Babanın neden oğluna bisiklet almayıp da torununa aldığının gerekçesini okuyoruz. Komşularının imrenme duygusunu dikkate alan ve bundan kaçınan baba tavrı hiç yoktan kendi erdemini üretiyor. Hiç yoktan diyoruz çünkü bu erdemin vermekle ilgili bir dışa açılımı yok. Ketum. Ancak yıllar sonra oğlu o soruyu sorunca ortaya çıkıyor. Bu gizli alçakgönüllülük pohpohlanmasa olmaz. Zenginin yoksul karşısında empati kurmak için yaptığı perhiz dersek buna çuvallarız. Elbette kazandığını harcama bakımından kapitalizme uymayan bir tutum da var burada. Ama bu kazancından daha az tüketen bir varyemezlik değil. Mekan aidiyetinin (yerellik) zengin sınıf üzerinde bir tür baskı unsuru yarattığının itirafı. Eskilerin taşrasında zengin semti denilen bağımsız bir yer kurulamadığı için, zenginler bir ayakları büyük şehirlerde ikili bir yaşam kurmaya eğilimlilerdir. Sonra değişti tabi.

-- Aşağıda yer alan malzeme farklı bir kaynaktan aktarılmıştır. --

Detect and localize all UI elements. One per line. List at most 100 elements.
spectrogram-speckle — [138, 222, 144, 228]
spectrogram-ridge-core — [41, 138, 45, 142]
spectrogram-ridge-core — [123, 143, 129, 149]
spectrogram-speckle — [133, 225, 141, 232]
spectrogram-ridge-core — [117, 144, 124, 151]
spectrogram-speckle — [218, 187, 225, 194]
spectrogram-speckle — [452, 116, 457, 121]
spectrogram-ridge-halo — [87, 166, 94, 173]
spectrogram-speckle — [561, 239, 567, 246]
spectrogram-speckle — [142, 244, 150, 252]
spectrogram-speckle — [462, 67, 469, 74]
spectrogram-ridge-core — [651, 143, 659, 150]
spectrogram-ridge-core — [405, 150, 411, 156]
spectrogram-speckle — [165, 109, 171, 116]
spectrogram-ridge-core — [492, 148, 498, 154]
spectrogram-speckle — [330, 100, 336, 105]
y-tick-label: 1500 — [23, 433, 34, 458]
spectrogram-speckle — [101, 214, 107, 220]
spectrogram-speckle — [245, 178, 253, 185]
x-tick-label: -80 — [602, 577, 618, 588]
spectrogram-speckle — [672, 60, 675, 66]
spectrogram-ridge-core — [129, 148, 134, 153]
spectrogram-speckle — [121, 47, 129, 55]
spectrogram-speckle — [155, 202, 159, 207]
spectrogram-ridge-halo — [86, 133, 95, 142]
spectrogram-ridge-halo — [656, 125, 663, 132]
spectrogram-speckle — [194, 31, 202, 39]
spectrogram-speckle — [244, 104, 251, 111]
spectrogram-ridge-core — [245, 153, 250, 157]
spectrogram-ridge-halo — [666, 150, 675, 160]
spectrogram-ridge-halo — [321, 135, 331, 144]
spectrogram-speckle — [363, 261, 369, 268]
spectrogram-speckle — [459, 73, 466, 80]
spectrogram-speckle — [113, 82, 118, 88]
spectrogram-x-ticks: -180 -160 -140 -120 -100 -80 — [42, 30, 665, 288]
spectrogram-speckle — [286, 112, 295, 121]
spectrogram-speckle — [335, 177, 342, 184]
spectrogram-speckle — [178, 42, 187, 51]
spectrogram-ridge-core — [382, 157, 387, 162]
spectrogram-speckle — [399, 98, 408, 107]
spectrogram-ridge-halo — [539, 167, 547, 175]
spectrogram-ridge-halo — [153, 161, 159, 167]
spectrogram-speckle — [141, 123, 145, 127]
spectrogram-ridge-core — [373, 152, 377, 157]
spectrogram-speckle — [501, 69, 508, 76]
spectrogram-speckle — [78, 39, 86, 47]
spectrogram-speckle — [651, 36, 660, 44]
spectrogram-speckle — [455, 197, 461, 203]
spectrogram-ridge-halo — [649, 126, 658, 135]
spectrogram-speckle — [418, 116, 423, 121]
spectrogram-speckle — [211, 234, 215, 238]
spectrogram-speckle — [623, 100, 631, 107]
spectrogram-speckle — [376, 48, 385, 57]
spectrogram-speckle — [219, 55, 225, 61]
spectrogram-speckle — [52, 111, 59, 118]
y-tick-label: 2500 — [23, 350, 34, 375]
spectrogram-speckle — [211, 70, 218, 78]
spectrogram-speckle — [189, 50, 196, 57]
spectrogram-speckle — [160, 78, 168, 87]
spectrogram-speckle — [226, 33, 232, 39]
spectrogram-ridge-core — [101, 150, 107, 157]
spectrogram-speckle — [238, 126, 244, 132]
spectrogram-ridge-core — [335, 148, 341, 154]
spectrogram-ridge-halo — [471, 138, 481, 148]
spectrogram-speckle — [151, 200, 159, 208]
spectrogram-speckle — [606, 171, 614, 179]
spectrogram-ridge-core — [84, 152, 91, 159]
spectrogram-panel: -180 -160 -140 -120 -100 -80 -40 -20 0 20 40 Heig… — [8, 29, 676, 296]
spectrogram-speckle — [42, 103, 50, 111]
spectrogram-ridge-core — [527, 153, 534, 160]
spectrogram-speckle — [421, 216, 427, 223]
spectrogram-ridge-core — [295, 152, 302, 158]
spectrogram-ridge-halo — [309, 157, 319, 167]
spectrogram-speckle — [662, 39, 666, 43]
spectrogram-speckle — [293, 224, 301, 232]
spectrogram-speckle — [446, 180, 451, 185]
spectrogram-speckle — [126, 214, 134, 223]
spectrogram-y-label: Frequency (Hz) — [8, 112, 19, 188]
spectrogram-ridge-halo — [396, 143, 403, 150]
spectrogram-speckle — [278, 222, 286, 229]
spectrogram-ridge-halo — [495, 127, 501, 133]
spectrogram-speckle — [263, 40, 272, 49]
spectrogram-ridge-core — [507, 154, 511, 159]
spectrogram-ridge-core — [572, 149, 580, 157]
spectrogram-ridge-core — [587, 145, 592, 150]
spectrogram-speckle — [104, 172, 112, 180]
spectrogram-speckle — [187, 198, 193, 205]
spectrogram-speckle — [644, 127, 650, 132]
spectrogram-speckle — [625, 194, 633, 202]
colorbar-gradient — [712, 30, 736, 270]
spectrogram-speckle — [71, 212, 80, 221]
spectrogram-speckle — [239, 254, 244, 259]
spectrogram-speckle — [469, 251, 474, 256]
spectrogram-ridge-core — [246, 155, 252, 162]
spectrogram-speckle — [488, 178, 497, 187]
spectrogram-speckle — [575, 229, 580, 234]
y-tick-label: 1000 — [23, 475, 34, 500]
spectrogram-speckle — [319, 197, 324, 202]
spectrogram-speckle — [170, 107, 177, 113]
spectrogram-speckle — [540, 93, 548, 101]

R. Cinisli’nin henüz çocuk olduğu dönemde tek tük de olsa Erzurum’un sokaklarını arşınlayan, hava atan, “yabancı” bisikletlileri hayal edebiliriz. Kimdir bunlar? Albay, yarbay çocukları, banka müdürünün, yeni türedi bayi burjuvazisinin çocukları vb. Baba yerel ilişkilerini dengede tutmak için çocuklarını bu zevkten mahrum ediyor. Bisiklet o dönemde mekâna sızan, geçip giden ve “yabancı”yı yerele bulaştıran tedirgin edici bir araç. Genç araç, mekânla ilişki açısından kuşak çatışmasının da simgesi gibi. Bisiklete binebilmek yeni bir yeteneğin sefasını ücra yerlere taşıyor. Garip pedal çevirme ve arkadan bakınca yerinde durmayan kalça hareketleriyle sürekli ileri doğru giden, göz teması kurmayan kibirli yabancı. İmrenmenin ardında basit bir benim neden yok serzenişinin ötesinde böyle bir karmaşa da var.



Babasının R. Cinisli’ye bisiklet alacak parası var ama henüz erken. Bu öyküde göz alıcı bir metanın taşrada kendi talebini yaratmasının önündeki sosyal muhafazakârlığı görüyoruz. Ama bu öykü aynı zamanda anlatı biçimi olarak muhafazakârlığı yenilikle uzlaştırıyor. Yeni metanın büyük kentlerde yaygınlaşması ve oradan göz aşinalığını ithal etmesi gerek. Geleneksel sağcılığın kapitalizmle girdiği; göç, gezme, sılaya dönme gibi taşınma dinamizmi ikili yaşamı adeta birbirinden habersiz biçimde melezliyor… Ama muhafazakâr söylem kıssa biçiminde baki kalıyor.